Süreci dilediğince yaşayan işverenler var.

Yani hiç kapatılmamış sektörlerin bile patronları arasında,çalışanlarından kesinti yapanlar olduğunu duymuşsunuzdur.

Elbette çalışanların bununla ilgili herhangi bir şikâyette bulunmaya cesaretleri yok.

Zaten yoktu…

Artık hiç olamaz!

Çünkü patron ona kapıyı gösterse, kendi beğenmediği koşullarda çalışmaya anında hazır olan yüzlerce başkası var.

Patrona karşı seslerini çıkaramama, işçilerin alıştırılmış olduğu bir düzendi. Çalışma yaşamının ülkemizde patronun iki dudağı arasında bir alan olduğunu zaten hep tartışıp duruyorduk.

Şimdi durum daha da vahim.

Hem sektör kapatılmadı hem patron kazanmaya devam etti, hem de işçinin emeğinden kesti.

Dahası prim veya varsa ek mesai hakkı onlardan hiç bahsedilmedi bile.

Hatta belki de sosyal sigorta ve/veya ihtiyat sandığı yatırımlarından dahi nasıl kurtaracağını araştırıyordur bu arkadaşlar.

Zaten birçok zaman, primlerini maaşları üzerinden yatırmayarak haksız kazanç elde eden patronların varlığından haberdarız.

İşçiler bunu hesaplayamadıklarından, günü gelip de emekli olduklarında alacakları azıcık maaş veya herhangi bir hastalık ödeneği ihtiyacı doğduğunda acı bir şekilde farkediyorlar.

Bu süreçte çalışmaya devam eden işçilerin, mesela gıda dağıtımcılarının ve pazarlamacılarının primlerine dahi göz diken bu acımasız patronlara karşı; kelle koltukta, sağlıklarını avuçlarına alarak ailelerinin sağlıklarını da hiçe saymak pahasına çalışan bu işçilere yapılanlara karşı hemen uyanılması gerekiyor.

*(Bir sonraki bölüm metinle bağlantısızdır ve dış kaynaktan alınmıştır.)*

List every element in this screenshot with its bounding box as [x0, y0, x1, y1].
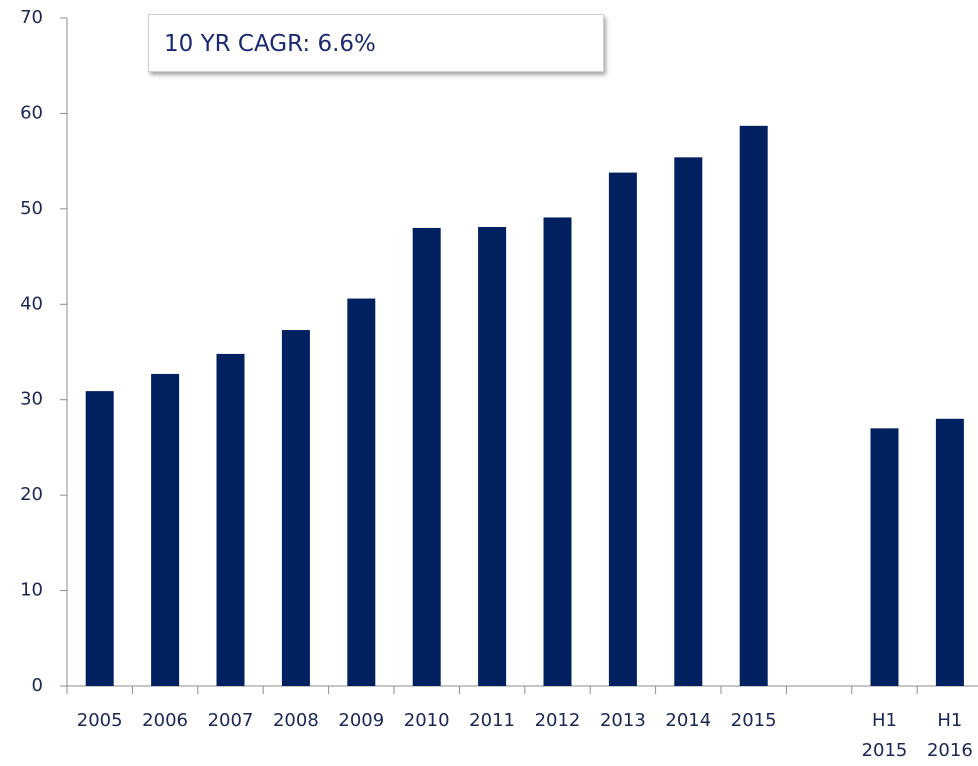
x-tick-label: 2014 — [665, 710, 712, 731]
x-tick-label: H1 2016 — [926, 710, 973, 761]
bar — [85, 391, 114, 686]
bar — [281, 330, 310, 686]
bar — [935, 418, 964, 686]
x-tick-label: 2009 — [338, 710, 385, 731]
bar — [674, 157, 703, 687]
annotation: 10 YR CAGR: 6.6% — [148, 14, 604, 72]
x-tick-label: 2007 — [207, 710, 254, 731]
bar — [216, 353, 245, 686]
bar — [608, 172, 637, 686]
x-tick-label: 2015 — [730, 710, 777, 731]
bar — [151, 373, 180, 686]
x-tick-label: 2010 — [403, 710, 450, 731]
bar — [478, 226, 507, 686]
y-tick-label: 10 — [20, 580, 43, 601]
y-tick-label: 50 — [20, 198, 43, 219]
y-tick-label: 20 — [20, 484, 43, 505]
x-tick-label: 2012 — [534, 710, 581, 731]
y-tick-label: 30 — [20, 389, 43, 410]
x-tick-label: H1 2015 — [861, 710, 908, 761]
x-tick-label: 2006 — [142, 710, 188, 731]
x-tick-label: 2005 — [76, 710, 123, 731]
x-tick-label: 2011 — [469, 710, 515, 731]
y-tick-label: 70 — [20, 7, 43, 28]
y-tick-label: 60 — [20, 102, 43, 123]
bar — [543, 217, 572, 686]
y-tick-label: 40 — [20, 293, 43, 314]
bar — [347, 298, 376, 686]
bar — [412, 227, 441, 686]
x-tick-label: 2008 — [272, 710, 319, 731]
bar — [739, 125, 768, 686]
x-tick-label: 2013 — [599, 710, 646, 731]
y-tick-label: 0 — [32, 675, 43, 696]
bar — [870, 428, 899, 686]
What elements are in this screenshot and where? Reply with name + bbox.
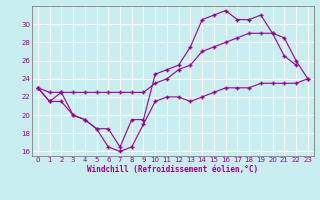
X-axis label: Windchill (Refroidissement éolien,°C): Windchill (Refroidissement éolien,°C) — [87, 165, 258, 174]
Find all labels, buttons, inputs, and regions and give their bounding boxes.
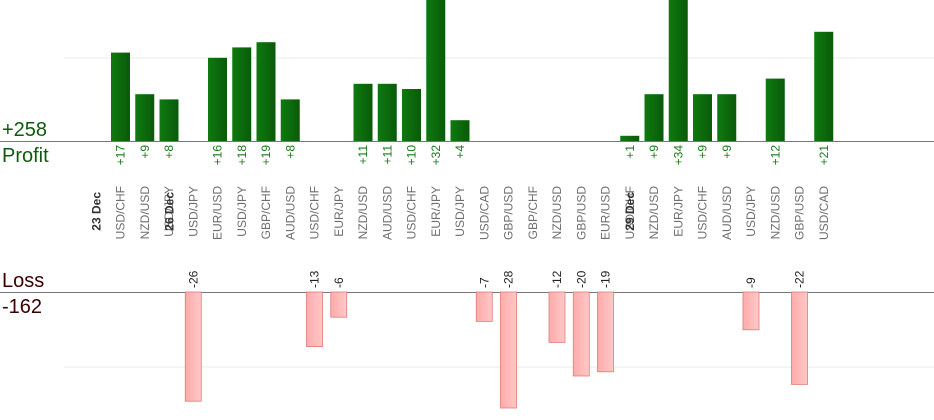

İşçilerin şikayetçi olmasını beklemek bu aşamada akıllıca değil. Adaleti sorgulama hakkı yok pek çoğunun. Yasal hakkını kullanmasını beklemek de akıllıca olmaz bu durumda. Dolayısı ile kitap ibareleri ile konuşmaya gerek de yok!

Bu da gösteriyor ki devletin harekete geçmesi şart.

Dahası bununla ilgili ileride de artık bu adaletsiz ve sömürü düzenine açık kapı bırakan sistemin ortadan kaldırılması için gerekli önlemleri alarak yolumuza devam etmek gerekecek.

***

İçinde bulunduğumuz bu zor günlerde aksaklıkların ayyuka çıktığı noktaları tespit ederek fırsat eşitliğinden nedense sonuçlardaki eşitsizlikle karşılaşarak tanışmak zorunda kalanlar için gerekli önlemlerin alınmasına yönelik çalışmaya başlanmalı.

Hani hep diyoruz ki, süreçten ders alarak çıkmak, dahası önlemleri alarak planlamaları daha çağdaş şekilde kısa orta ve uzun vadeli tasarlamalıyız diye…

İşte size bir çalışma alanı daha.

Hükümetçilik etmek, krizi bugünün sorununu çözüp yarın gelecekleri bilemeden beklemek değildir.

Uzun vadeli bakış açısı ile geleceği planlayarak, yapabildiklerine ek olarak yapabileceklerini de göstererek uygulamak bizi gerçekten devlet kılacak ve devleti de toplumu da ileriye taşıyarak yaşatılacağımızı hissettirecektir.

Yani çalışma yaşamına dair iki görev apaçık ortada:

  1. İşçilerin sömürülmesine açık tutulan her kapı kapatılsın.